Dear Friends and Family,
The days are quickly turning shorter as I begin my five-month leave of absence from my community in Moldova. It is with a strange mix of deep joy and sorrow that I transition into this next phase of life. I am sad to leave my life behind in Moldova: the sweet children who greet us each day at the boarding school, my dear community that supports me so well, my apartment that I’ve worked so hard to turn into a place of warmth and refuge, the sights and smells of the market, the transportation and the people of the country I’ve come to call home. But it is also with deep joy and gratitude that I enter into this period of learning about my new calling to be a husband and about my newly-acquired vocation of loving Rachel well. By the time you read this letter, we will have less than one month until the day of our wedding!
The past month in Moldova has been full of many exciting happenings. One of them is that the director of the boarding school where we have been volunteering has decided to give us full use of two of the rooms in one of the children’s dorms and of one classroom in the school! Up until now, we had been leading activities with the kids outside or in a borrowed room somewhere on the school property. But after many long talks with the director, he finally agreed to give us what we had been hoping for! This space will allow us to significantly develop our activity with the children. We will continue leading an after-school program for them every day that includes social skills, music, arts & crafts, moral and spiritual education, nature discovery and games, but we will now be able to expand this program to include homework tutoring, therapy, sex education and vocational orientation. Please pray for continued wisdom and direction as we seek to develop these different areas of activity.
Another area into which we have expanded is the publication of this school’s first newspaper! Our advocacy team worked incredibly hard last month interviewing, gathering, writing and designing to produce a ten-page newspaper called Ecoul Copilăriei (Childhood’s Echo) that exists to make the voices of these children heard! Through stories, interviews, artwork and poems, this newspaper shouts of the dignity and humanity of each child living at this boarding school. Our hope is that the newspaper will be published once every two months and that it will eventually be run and written completely by children. This is one of the main functions we have in mind for the classroom that we have been given at the boarding school.
We are continuing to make progress as we seek to register our local organization in Moldova. The most recent news is that we have chosen a name! We will be called La Via, which in English means “To the Vineyard.” It was inspired by several passages in the Bible, including John 15, in which Jesus says that he is the vine and his followers are the branches, signifying a relationship of dependency and intimacy. It was also inspired by passages that talk about the feast in the Kingdom of God, a place of celebration, communion and intimacy between God and humanity, a place to which we are traveling together with the children we love. Another significance of the name La Via is that “Via” is an acronym for the Romanian words “vindecare, integritate, acţiune,” which mean “healing, wholeness, action.” We want to be a community of people who actively pursue healing and wholeness in our own lives as well as in the lives of the children and their families.
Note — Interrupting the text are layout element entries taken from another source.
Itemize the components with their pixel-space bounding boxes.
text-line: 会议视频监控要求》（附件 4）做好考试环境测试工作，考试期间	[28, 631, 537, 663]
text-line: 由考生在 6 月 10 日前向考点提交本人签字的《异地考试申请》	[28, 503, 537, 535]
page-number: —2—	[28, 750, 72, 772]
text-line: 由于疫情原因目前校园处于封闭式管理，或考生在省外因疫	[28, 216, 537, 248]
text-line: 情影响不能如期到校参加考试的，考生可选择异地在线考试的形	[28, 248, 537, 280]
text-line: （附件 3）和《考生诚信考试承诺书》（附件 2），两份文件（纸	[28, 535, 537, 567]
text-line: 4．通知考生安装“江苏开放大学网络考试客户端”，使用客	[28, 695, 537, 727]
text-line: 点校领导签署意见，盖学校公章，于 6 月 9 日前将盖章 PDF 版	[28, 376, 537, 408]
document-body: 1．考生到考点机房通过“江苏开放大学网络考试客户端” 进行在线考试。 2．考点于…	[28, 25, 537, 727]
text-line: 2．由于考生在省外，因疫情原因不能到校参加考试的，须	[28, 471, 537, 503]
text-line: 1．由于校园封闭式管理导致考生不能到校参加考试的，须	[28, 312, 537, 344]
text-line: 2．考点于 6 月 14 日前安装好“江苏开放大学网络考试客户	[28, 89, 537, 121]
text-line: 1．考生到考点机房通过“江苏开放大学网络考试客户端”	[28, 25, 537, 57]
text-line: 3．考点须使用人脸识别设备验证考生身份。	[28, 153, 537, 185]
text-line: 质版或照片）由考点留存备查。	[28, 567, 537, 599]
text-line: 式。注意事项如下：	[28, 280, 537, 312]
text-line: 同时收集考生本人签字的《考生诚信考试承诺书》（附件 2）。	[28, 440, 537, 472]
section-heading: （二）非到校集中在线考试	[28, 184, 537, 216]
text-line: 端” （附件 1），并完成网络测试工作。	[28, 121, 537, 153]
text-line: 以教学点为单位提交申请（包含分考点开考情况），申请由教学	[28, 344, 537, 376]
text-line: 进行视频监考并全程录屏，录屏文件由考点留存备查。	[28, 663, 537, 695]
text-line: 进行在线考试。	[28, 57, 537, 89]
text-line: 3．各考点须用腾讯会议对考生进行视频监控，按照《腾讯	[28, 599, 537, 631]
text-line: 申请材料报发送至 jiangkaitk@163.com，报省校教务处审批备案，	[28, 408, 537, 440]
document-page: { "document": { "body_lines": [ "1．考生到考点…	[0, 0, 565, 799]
So, we are one step closer to registering La Via as a local NGO in Moldova. While we will still share the same philosophy of ministry and vision as Word Made Flesh USA, we will be an autonomous organization that is able to hire local staff in Moldova (while those of us from the US will remain as employees of WMF working as volunteers at La Via). Please continue to pray for this process as we will be able to hire more local staff and significantly expand our work once we are officially registered.
In closing, I would like to share about a little girl, whom I will call Laura, from the boarding school in
Moldova. She is in second grade and just recently began attending and living at this particular school. Her hair is mossy brown and curly, her eyes are big and round and her head always hangs down, like there is something she is hiding. We have been drawn to her sweet, gentle presence at our activities every day even though she rarely speaks or even looks up with those big, brown eyes. We have heard rumors about her family and about where she has come from, but those things are less important than the prophetic words Laura speaks to us with her presence each day. One evening, I was having dinner with Adriana’s (Moldovan staff member) family, and she said to me that she sees the sufferings of Jesus in Laura each day. It is as if the presence of Jesus is right there–hurting, broken, bleeding in our midst.
I couldn’t stop thinking about Laura that night and still cannot as I transition into this five-month leave. The presence of Jesus among these children is what I seek and is what I will continue to seek during this leave. Laura’s downcast eyes and silent mouth will continue to speak to me as I am gone.
The cry of the teenage girls who cut themselves and want nothing more than a family will be heard in my head. The longing of the boys to know significance and belonging after years of abuse will not fade from my heart.
Thank you for your care for these children we love and for making it possible for us to be present to them. Please pray for Adriana, Magda, Rachel and Annie as they continue to serve Jesus among these kids in Moldova each day. Pray for healing, wholeness and the communion that we can know in its fullness at the feast in the Kingdom of God.